Thais acabou de escrever um livro, Giro Noturno: Fragmentos das Noites Paulistanas, que ela me entregou no ano passado no final de uma palestra no 2.º Livros na Fazenda, “jornadinha” literária que aconteceu na biblioteca da Secretaria da Fazenda, organizada por um idealista, o Jailson Lima Honorato (Ele acabou de ser removido do cargo, sabe-se lá por que). Naquele instante tudo se ligou, passado e presente, memória, afetos, fantasmas familiares. O livro de Thais nos conduz a lugares e tipos da noite, de uma noite completamente diferente, que marcou os últimos respiros de um tipo de vida romântico, sacana, inocente, criativo e sem a atual violência. 

É uma autopublicação que se liga a um livro clássico, o Nos Bares da Vida, de Lúcia Helena Gama, estudo sobre Produção cultural e Sociabilidade em São Paulo, 1940-1950, edição do Senac. E nos leva ainda ao volume Noites Paulistanas (Histórias e Revelações Musicais das Décadas de 50 e 60), de Helvio Borelli, Editora Arte e Ciência. Thais também acaba de lançar um livro sobre os Taxi Dancings, outra época da boemia paulistana.

A Secretária da Fazenda é edifício maciço, compacto, gigantesco. Foi a primeira vez que entrei naquele lugar solene, construído em 1951. O curioso é que no final dos anos 1950, todos nós, jornalistas, sabíamos da existência de um prédio vizinho no qual quatro mulheres bem-apessoadas, vestidas, educadas, discretas, de boa conversa, recebiam para um chá da tarde, seguido por conjunções carnais. Eram belles de jour, antes de Buñuel, Cléos das 5 às 7, antes de Agnès Varda. Quando pedíamos o endereço, elas explicavam: “É o prédio vizinho à Secretaria da Fazenda, não tem como errar”. O andar não me lembro. Com bondes e trânsito pesado era uma muvuca chegar à Rangel Pestana.

Egas Muniz. Pouco consumia, mas pagava a conta, tinha ética. Parece que o vi a vida inteira com o mesmo terno escuro e gravata. Formal, sorridente, informadíssimo. Arrancava um papel do bolso e anotava o necessário, não sei por que não usava uma cadernetinha.

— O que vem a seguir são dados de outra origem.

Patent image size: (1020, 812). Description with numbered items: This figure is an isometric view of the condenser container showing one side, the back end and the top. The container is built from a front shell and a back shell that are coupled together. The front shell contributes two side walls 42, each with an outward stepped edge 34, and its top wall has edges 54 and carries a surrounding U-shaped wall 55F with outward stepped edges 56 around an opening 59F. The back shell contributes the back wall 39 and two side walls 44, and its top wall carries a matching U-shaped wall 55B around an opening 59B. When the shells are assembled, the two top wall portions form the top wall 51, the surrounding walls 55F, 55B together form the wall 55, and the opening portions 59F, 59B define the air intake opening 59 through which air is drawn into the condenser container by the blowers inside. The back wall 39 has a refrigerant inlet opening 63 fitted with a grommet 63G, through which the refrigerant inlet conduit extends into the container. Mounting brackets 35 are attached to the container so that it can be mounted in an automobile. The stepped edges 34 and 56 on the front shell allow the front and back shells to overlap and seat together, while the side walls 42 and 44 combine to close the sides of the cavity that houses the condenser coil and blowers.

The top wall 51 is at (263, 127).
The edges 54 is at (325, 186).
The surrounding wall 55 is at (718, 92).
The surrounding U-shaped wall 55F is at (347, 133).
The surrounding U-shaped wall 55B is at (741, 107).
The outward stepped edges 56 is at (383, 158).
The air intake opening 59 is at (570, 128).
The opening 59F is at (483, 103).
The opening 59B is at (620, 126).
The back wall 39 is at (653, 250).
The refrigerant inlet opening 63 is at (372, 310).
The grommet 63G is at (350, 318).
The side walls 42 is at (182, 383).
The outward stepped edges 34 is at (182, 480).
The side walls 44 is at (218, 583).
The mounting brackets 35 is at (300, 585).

Por esse livro curto passam de Edith Piaf a Dolores Duran, de Maysa a Claudete Soares, Dick Farney, Carminha Mascarenhas, Marcos Rey, Arley Pereira, Giba Um, Tito Madi, Carmélia Alves, Hebe Camargo, Peri Ribeiro, Nora Ney, Jorge Goulart, Isaura Garcia, Fred Feld, Johnny Alf, Lupicínio Rodrigues, Angela Maria, Helena de Lima, a “deusa das noites cariocas”, Fred Miller, Silvio Caldas, Inezita Barroso e centenas de estrelas. Temos em mãos um precioso who’s who para quem quer contar a história de uma época. Egas, morreu em 1970, aos 58 anos. “Foi o homem que a noite paulistana teve como seu fiel amigo e confidente”, escreveu Arley Pereira, um de meus mais fiéis companheiros na via-sacra noturna (eu tinha 22 anos) cuja atmosfera registrei em dois livros, Depois do Sol e Bebel Que a Cidade Comeu. Como jornalista, dou o serviço, porque não sei se o livro de Thais está em todas as livrarias. WhatsApp dela: (11) 99351- 6689. Para os nostálgicos, prato cheio. E quando virá, Thais, um livro sobre os “inferninhos?” Sobre o Snobar, o Clube de Paris, o La Licorne e o fabuloso Holliday e seu mito sensual, a Monica, pela qual o Tony Curtis se apaixonou quando passou por aqui?